Unconnected to the sleep schedule, I seem to be becoming curmudgeonly. I feel a little young for it, but yesterday I read a review of a song -- yes, a song review -- and felt a strong desire to tell the author what an idiot he was. Then I read comments to a blog post about self-publishing and was halfway through writing a response that pointed out the total lack of logic in one comment when I came back to myself and closed the comment box. Next I saw a book cover and had to restrain myself from writing the author to tell him what he needed to fix on it. That one was frustrating because the author used a good photo with terrible typography. If he paid a designer, he should get his money back. I think I have to shut off my connection to the internet and take more walks, because curmudgeonly is not like me.

In book changes, I'm going to make the price on Ghosts .99 for a week, from May 1 to May 7. It's an experiment, mostly to prove to myself that it's a bad price point.
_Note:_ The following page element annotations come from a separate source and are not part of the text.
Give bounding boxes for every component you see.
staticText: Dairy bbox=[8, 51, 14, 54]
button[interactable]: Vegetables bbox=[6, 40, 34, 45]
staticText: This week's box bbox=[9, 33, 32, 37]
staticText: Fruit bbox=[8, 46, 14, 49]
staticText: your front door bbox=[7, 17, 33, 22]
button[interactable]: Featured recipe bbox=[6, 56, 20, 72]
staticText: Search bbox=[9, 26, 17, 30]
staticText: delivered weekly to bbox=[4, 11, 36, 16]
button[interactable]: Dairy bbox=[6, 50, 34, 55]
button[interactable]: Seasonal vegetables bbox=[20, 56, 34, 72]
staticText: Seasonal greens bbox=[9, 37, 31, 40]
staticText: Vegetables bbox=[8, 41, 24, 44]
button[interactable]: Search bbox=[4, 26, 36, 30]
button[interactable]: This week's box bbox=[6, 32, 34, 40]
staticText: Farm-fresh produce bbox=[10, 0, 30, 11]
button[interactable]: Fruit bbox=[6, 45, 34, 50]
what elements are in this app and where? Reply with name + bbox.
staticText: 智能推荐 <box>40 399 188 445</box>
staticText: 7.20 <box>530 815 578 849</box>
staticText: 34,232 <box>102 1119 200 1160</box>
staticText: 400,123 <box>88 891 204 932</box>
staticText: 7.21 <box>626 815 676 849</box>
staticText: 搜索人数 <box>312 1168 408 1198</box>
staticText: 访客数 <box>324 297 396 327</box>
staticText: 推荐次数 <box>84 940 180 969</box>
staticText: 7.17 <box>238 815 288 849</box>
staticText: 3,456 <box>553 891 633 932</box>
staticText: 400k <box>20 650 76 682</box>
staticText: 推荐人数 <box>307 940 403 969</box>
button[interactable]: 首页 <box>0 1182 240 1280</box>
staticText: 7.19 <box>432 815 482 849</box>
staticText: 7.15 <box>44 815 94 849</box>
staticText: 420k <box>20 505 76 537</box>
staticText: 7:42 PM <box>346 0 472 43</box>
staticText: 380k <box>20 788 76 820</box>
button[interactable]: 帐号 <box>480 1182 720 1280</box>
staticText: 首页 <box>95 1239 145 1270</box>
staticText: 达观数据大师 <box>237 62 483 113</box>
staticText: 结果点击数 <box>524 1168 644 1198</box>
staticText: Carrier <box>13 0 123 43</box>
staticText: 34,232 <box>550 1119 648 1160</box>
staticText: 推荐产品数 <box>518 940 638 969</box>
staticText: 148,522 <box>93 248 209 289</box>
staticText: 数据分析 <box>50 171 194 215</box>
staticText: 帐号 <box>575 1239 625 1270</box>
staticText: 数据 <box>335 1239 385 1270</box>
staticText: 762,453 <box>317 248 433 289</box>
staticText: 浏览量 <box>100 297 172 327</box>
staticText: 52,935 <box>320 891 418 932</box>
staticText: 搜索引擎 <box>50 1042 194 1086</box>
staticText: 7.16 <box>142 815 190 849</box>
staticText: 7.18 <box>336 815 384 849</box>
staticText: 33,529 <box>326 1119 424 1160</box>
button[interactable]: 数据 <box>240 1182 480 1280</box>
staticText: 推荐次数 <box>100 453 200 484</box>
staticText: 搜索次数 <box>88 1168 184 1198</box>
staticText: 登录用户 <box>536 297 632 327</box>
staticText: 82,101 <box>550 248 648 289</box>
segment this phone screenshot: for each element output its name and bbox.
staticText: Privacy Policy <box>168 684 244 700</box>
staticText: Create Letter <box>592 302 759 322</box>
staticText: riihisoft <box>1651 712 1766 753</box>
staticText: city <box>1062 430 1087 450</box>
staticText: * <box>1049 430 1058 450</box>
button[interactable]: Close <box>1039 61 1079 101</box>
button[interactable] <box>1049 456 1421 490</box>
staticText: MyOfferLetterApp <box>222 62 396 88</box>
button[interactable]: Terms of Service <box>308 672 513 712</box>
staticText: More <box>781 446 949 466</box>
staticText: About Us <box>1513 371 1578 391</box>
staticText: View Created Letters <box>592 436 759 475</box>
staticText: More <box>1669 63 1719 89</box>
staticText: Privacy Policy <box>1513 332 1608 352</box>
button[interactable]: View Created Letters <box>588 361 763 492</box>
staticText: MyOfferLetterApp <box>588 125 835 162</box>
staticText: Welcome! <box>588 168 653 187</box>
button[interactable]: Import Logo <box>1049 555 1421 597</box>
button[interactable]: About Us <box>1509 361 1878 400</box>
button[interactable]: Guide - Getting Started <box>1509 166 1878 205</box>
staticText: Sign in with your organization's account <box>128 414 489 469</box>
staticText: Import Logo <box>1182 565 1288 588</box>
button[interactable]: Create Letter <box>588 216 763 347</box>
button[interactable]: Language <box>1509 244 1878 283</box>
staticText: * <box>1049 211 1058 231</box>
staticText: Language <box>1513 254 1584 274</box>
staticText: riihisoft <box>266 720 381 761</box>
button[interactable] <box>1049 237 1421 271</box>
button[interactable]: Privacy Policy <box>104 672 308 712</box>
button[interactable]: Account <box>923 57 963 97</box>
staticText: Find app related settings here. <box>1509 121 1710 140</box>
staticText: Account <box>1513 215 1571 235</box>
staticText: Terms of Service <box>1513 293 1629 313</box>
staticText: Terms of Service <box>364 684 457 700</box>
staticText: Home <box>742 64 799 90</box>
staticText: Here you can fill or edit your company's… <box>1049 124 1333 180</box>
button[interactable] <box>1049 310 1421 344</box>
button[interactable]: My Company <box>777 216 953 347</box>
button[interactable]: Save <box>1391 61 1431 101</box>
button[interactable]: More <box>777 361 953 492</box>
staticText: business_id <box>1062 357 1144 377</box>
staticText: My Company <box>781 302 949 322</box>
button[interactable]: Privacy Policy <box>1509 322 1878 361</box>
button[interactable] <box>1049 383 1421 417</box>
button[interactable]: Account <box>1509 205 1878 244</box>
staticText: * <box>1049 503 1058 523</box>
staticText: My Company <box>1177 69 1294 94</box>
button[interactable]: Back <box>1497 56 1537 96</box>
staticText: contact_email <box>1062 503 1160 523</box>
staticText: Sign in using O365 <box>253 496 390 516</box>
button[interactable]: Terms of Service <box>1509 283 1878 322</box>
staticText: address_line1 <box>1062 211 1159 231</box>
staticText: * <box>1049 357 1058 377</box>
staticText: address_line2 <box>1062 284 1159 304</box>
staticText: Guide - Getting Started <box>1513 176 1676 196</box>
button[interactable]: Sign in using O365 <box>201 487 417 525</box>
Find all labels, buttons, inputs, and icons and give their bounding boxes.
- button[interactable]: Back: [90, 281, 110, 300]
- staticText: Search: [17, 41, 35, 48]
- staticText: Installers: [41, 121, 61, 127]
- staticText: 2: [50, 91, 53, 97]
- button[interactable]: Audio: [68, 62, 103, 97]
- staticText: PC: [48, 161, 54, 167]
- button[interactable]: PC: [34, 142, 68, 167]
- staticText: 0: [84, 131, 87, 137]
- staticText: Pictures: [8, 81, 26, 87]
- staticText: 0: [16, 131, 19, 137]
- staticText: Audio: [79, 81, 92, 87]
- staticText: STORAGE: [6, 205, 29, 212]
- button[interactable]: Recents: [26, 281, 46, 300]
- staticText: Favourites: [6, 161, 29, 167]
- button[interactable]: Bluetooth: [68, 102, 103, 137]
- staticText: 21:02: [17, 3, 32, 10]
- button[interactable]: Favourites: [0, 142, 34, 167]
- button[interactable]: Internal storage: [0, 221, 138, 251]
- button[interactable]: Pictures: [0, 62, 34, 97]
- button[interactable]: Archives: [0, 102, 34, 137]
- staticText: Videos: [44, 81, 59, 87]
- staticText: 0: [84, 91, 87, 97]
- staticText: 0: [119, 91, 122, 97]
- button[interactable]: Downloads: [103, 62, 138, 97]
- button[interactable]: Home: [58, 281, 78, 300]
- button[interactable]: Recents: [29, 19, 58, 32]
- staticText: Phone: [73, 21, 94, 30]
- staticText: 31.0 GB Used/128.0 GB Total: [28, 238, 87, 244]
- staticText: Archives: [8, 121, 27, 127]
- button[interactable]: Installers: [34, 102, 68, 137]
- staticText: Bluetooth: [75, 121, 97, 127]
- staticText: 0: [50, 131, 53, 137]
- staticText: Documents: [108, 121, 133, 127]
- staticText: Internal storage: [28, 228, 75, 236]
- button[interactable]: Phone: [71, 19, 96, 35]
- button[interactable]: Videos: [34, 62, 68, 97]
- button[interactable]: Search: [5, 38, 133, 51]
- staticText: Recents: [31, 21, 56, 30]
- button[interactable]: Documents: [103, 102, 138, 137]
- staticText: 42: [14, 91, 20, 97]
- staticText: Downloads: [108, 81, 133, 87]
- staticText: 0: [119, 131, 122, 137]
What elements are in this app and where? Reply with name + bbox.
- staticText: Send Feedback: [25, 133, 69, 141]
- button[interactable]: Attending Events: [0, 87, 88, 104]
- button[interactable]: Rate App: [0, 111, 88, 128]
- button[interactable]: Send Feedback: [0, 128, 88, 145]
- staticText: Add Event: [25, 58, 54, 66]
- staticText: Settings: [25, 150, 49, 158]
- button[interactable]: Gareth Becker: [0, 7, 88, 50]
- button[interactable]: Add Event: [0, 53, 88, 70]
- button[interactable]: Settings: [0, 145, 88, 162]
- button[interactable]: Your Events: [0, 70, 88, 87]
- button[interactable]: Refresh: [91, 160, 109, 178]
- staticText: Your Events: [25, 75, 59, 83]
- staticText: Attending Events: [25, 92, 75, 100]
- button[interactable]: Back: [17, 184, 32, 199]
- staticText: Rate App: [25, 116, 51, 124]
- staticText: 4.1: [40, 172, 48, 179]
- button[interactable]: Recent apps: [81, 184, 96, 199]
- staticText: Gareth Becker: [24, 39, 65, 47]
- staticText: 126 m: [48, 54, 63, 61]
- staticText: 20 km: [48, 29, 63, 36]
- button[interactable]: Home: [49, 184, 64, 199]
I'd have to sell ten times as many copies in the first week of May as I did in the first week of April to make it seem worthwhile and I don't think that'll happen. But the only way to know for sure is to try it.

*I wrote this post mostly because while I walked I was thinking about words that were both nouns and verbs. In the title, I'm not sure which 'changes' is. I like that in a word. 

Wednesday, April 25, 2012

Insanity

I may have gone insane. Well, technically, I suppose I already am. The whole agoraphobia thing probably qualifies me, not to mention the depression and anxiety. But no, this is a different kind of insanity, one that's not listed in the DSM.

Hmm, you know, insane is not really a diagnosis. I wonder which disorders actually qualify as insanity and which are just issues? I guess that I will never find out because I am now a graduate school drop-out. Mostly, making the decision and acting on it left me feeling relieved and happy. Then yesterday -- the first day of the rest of my life -- I felt much less happy as I realized that I either have to take writing seriously as an income-generator or get a job.

I said as much to R in the car and he pointed out that if I started taking writing seriously, it would probably stop being fun. I swear, he's unreasonably wise for a person so young.

So for right now, I'm going to just have fun writing for a while and start worrying about getting a job when the money that we were living on while I went to graduate school starts to run out. And meanwhile I can hope that the money from writing will stretch that time. Today I posted the first chapter of Thought that I've written in a month. And yeah, it was fun.


Friday, April 6, 2012

A Gift of Thought

Have I finished writing the book? No. Should I really do that? Yes. But meanwhile, here's my current winner on the cover.



I'll want to add a blurb, once I finish writing the book and someone says something meaningful about it, but I think this cover walks a fine balance between connecting the book with A Gift of Ghosts, using color to emphasize the lightness, but also making it clear that this book is rather more of a thriller. The image is actually Union Station in Washington which -- if you're reading along on fiction press -- you'll know is a location used in the story. But even without knowing that, the columns say DC and a lot of the book is set there. And I liked the skew of the columns -- it fits the fact that it's a weird little story!

Hmm, it occurs to me that I don't know how easy it is to find me on fiction press. I mean, it's easy for me. But easy for anyone else? Well, here's a link if you feel like reading a rough draft in slow-motion: A Gift of Thought. If you do read it, leaving me reviews honestly does motivate me to write faster. Yes, it's a terrible external locus of validation problem but part of the fun of writing is knowing that other people are having fun reading!

Once I finish writing, I'll take the story down, so if you're reading this post in May or so and the link doesn't work, that's why.

Cover note: a small border around the background photo is really essential to give it proper definition. Without the border, the photo sort of floats and looks unfinished. The border's not even noticeable except in its absence.